En ce sens, le souhait c'est le signe de la présence effective de l'esprit "théorique" (l'esprit qui pense, qui contemple) à côté de l'esprit pratique, qui choisit, qui agit.

2 - La signification du choix (de "d'autre part" jusqu'à "moyens")

D'où la position "réaliste" du choix : choisir, c'est d'abord choisir en bloc une action possible. Cela signifie, d'une part, que le but et ses moyens sont à notre portée ; d'autre part, qu'on se connaît suffisamment soi-même, on connaît suffisamment les données du réel pour juger qu'on peut déterminer un choix sans être insensé.

Ainsi, la victoire de l'acteur ou de l'athlète est un événement sans doute possible en soi, mais hors de notre portée : si on ne peut rien faire pour sa victoire, on ne peut la "choisir".

3 - La nécessaire distinction entre souhait et choix (de "en outre" jusqu'à la fin)

Le souhait porte sur la fin, le choix sur les moyens.
Ceci affine le point précédent : il y aurait peut-être toujours des moyens à mettre en oeuvre pour qu'une victoire ait lieu. Mais le choix et la mise en oeuvre des moyens de l'action ne suffisent pas toujours à rendre l'issue de celle-ci tout à fait certaine.
Toute finalité est visée (souhait, représentation d'une fin qu'ARISTOTE nomme par ailleurs "cause finale"), tout moyen est déterminé et mis en oeuvre.

Ainsi se révèle une tension entre la connaissance de soi-même nécessaire à déterminer un choix sensé, d'une part, et d'autre part, cette même connaissance de soi-même en tant qu'elle nous vaut aussi de viser l'immortalité et le bonheur.

ARISTOTE précise qu'"il est inexact" de dire que nous choisissons d'être heureux. En effet, nous le souhaitons seulement.
Mais peut-on dire que nous savons en choisir les moyens ? Y a-t-il pour nous des fins bien claires sans nul moyen ?



IV - L'INTERET PHILOSOPHIQUE

Ainsi, ARISTOTE établit une caractéristique précise du choix : il porte sur ce qui dépend de nous ; ce faisant il a soulevé le problème de l'idéalisme de nos fins, un problème inscrit en creux de l'analyse de notions qu'il expose.

Le choix qu'il fait des exemples invite à penser qu'il le fait consciemment.
Pour prolonger la réflexion, on peut se reporter à la distinction stoïcienne des choses qui dépendent de nous et de celles qui n'en dépendent pas.
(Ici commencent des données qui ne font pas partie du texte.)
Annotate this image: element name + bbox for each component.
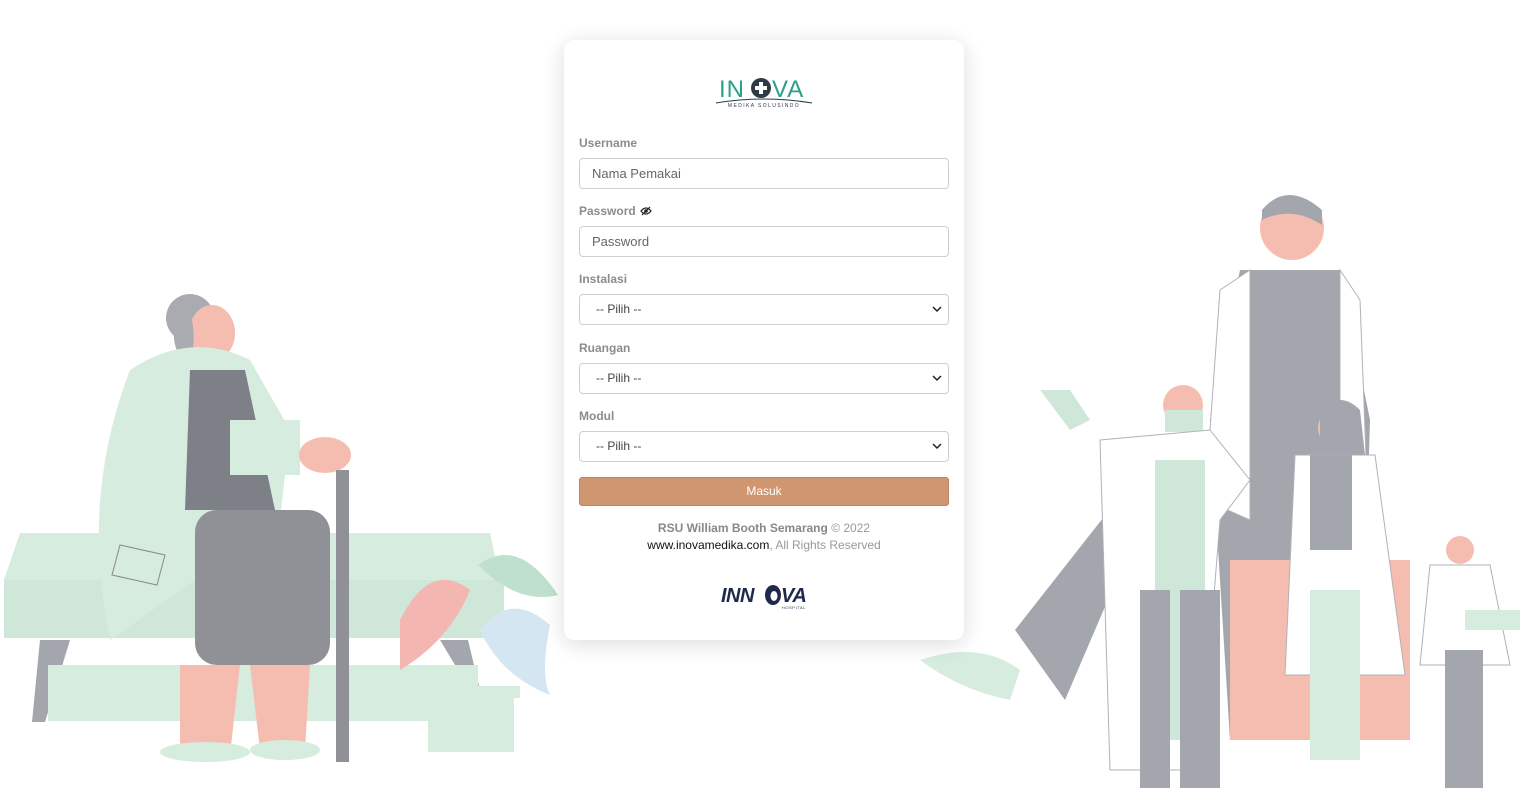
ruangan-selected: -- Pilih -- <box>596 371 642 385</box>
username-label: Username <box>579 136 638 150</box>
svg-text:IN: IN <box>719 76 745 103</box>
username-input[interactable] <box>579 158 949 189</box>
rights-text: , All Rights Reserved <box>769 538 881 552</box>
password-label: Password <box>579 204 652 219</box>
instalasi-selected: -- Pilih -- <box>596 302 642 316</box>
modul-selected: -- Pilih -- <box>596 439 642 453</box>
instalasi-label: Instalasi <box>579 272 628 286</box>
ruangan-select[interactable]: -- Pilih -- <box>579 363 949 394</box>
masuk-button[interactable]: Masuk <box>579 477 949 506</box>
hospital-name: RSU William Booth Semarang <box>657 521 828 535</box>
medical-staff-illustration <box>920 195 1520 788</box>
copyright-year: © 2022 <box>831 521 871 535</box>
footer-rights: www.inovamedika.com, All Rights Reserved <box>564 538 964 552</box>
login-card: IN VA MEDIKA SOLUSINDO Username Password… <box>564 40 964 640</box>
svg-text:HOSPITAL: HOSPITAL <box>782 605 806 610</box>
website-link[interactable]: www.inovamedika.com <box>647 538 769 552</box>
inova-medika-logo: IN VA MEDIKA SOLUSINDO <box>715 76 813 109</box>
modul-label: Modul <box>579 409 615 423</box>
modul-select[interactable]: -- Pilih -- <box>579 431 949 462</box>
svg-text:MEDIKA SOLUSINDO: MEDIKA SOLUSINDO <box>728 103 800 109</box>
chevron-down-icon <box>932 375 942 382</box>
footer-copyright: RSU William Booth Semarang © 2022 <box>564 521 964 535</box>
chevron-down-icon <box>932 306 942 313</box>
chevron-down-icon <box>932 443 942 450</box>
innova-hospital-logo: INN VA HOSPITAL <box>721 585 807 610</box>
ruangan-label: Ruangan <box>579 341 631 355</box>
svg-text:VA: VA <box>781 585 806 607</box>
instalasi-select[interactable]: -- Pilih -- <box>579 294 949 325</box>
svg-text:INN: INN <box>721 585 755 607</box>
eye-slash-icon[interactable] <box>639 205 652 219</box>
password-label-text: Password <box>579 204 636 218</box>
password-input[interactable] <box>579 226 949 257</box>
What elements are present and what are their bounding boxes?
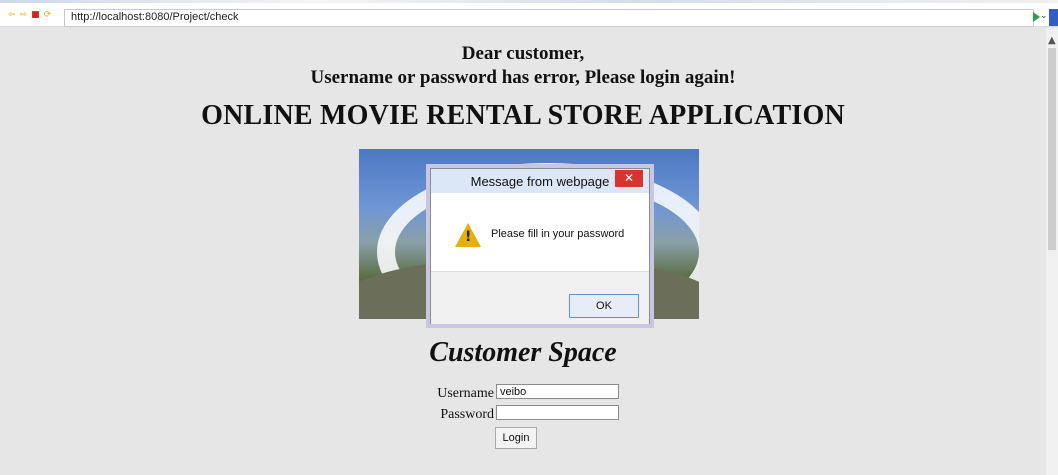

Si on place notre bonheur dans des choses qui ne dépendent pas de nous, on se conduit à la manière des insensés. Il faut donc apprendre à désirer ce qui dépend de nous, conformément à la nature.

D'autre part, Machiavel pourrait aider à repenser la logique des moyens et des fins, dans la détermination de l'action.


V - REFERENCES POSSIBLES

STOICIENS : EPICTETE, MANUEL, pour l'éthique stoïcienne et la distinction des choses qui dépendent de nous et qui n'en dépendent pas.

PLATON : La République, pour la réflexion sur une cité idéale.

PHEDON pour l'immortalité ...

MACHIAVEL : Le Prince, pour une pensée des rapports de la fin et des moyens.

ARISTOTE : Ethique à Nicomaque, pour le contexte de ce passage.

VI - FAUSSES PISTES

Danger de paraphraser l'analyse sans parvenir à trouver les perspectives qu'elle génère.

Dénaturer le sujet en s'échappant dans une réflexion détachée du texte, sur l'immortalité ou sur le bonheur.


VII - POINT DE VUE DU CORRECTEUR

Un texte facile à la lecture, difficile à l'explication, mais pour peu qu'on utilise bien l'ensemble des données du texte, on doit pouvoir construire un devoir intéressant.